Unfortunately, 21st century learning is scarcely implemented in classrooms, and this is a reason students may not find their education meaningful. While our global economy desperately needs innovative ideas, our educational institutions continue to place value on the ability to conform and test well.
So how can we change this? How can we get students to stop hating school and maximize their potential?
First, we must dispel current notions about education – STEM versus the arts, abstract versus concrete – because they are a myth. All subjects are interconnected. We must recognize students learn differently. More importantly, we must cultivate students’ abilities to find different solutions to problems, or different ways to solve a problem.
We must recognize standardized testing does not evaluate all students fairly or meaningfully. Top universities such as Wake Forest have already removed SAT and ACT scores from their undergraduate admissions process. The National Bureau of Economic Research published a study in 2010, concluding, "Standardized test scores do not show significant correlation of a student’s ability to succeed."

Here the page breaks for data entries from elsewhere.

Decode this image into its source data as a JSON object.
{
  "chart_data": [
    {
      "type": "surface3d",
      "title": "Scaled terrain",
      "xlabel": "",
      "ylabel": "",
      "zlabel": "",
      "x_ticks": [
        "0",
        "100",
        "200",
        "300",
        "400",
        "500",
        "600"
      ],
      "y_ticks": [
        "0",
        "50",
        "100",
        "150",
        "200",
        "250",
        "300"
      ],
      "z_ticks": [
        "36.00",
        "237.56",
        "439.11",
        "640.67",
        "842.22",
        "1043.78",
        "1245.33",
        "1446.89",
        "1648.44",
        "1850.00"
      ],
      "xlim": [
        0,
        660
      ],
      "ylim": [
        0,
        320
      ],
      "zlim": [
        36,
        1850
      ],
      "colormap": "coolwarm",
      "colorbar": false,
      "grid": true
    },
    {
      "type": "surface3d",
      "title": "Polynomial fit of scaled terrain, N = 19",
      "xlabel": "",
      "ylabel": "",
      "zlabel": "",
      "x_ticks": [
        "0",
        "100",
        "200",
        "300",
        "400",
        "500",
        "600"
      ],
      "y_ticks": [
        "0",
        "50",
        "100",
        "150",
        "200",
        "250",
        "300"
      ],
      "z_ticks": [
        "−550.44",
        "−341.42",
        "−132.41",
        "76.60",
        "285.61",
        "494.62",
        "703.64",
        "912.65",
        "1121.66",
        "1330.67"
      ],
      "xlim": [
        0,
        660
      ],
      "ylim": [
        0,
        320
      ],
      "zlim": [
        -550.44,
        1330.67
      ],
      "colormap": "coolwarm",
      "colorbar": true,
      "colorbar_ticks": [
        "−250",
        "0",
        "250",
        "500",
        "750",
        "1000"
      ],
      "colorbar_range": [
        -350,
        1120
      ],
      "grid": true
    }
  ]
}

Classrooms must incorporate hands-on activities, projects and portfolios into objectives and content standards. Research supports that students involved in project-based learning tend to outperform their nonparticipating peers and attend school more often. The goal is to evaluate students more wholly, rather than reducing them to numbers.
Degrees aren’t necessarily enough anymore, nor are they a guarantee of a job. On an institutional level, we must place equal, if not higher value on cultivating 21st century skills – they’re one of the only means Americans can define themselves and succeed in an unpredictable, technologically advancing global economy.
Do your part in making the most of your education. Think critically about why you may hate something and what can be done about it, and organize to make it happen.
Education is a privilege. Therefore, it is our responsibility to make it engaging and meaningful.
In the end, it’s only knowledge, skills and experience that genuinely matter and can successfully progress our nation into the next century.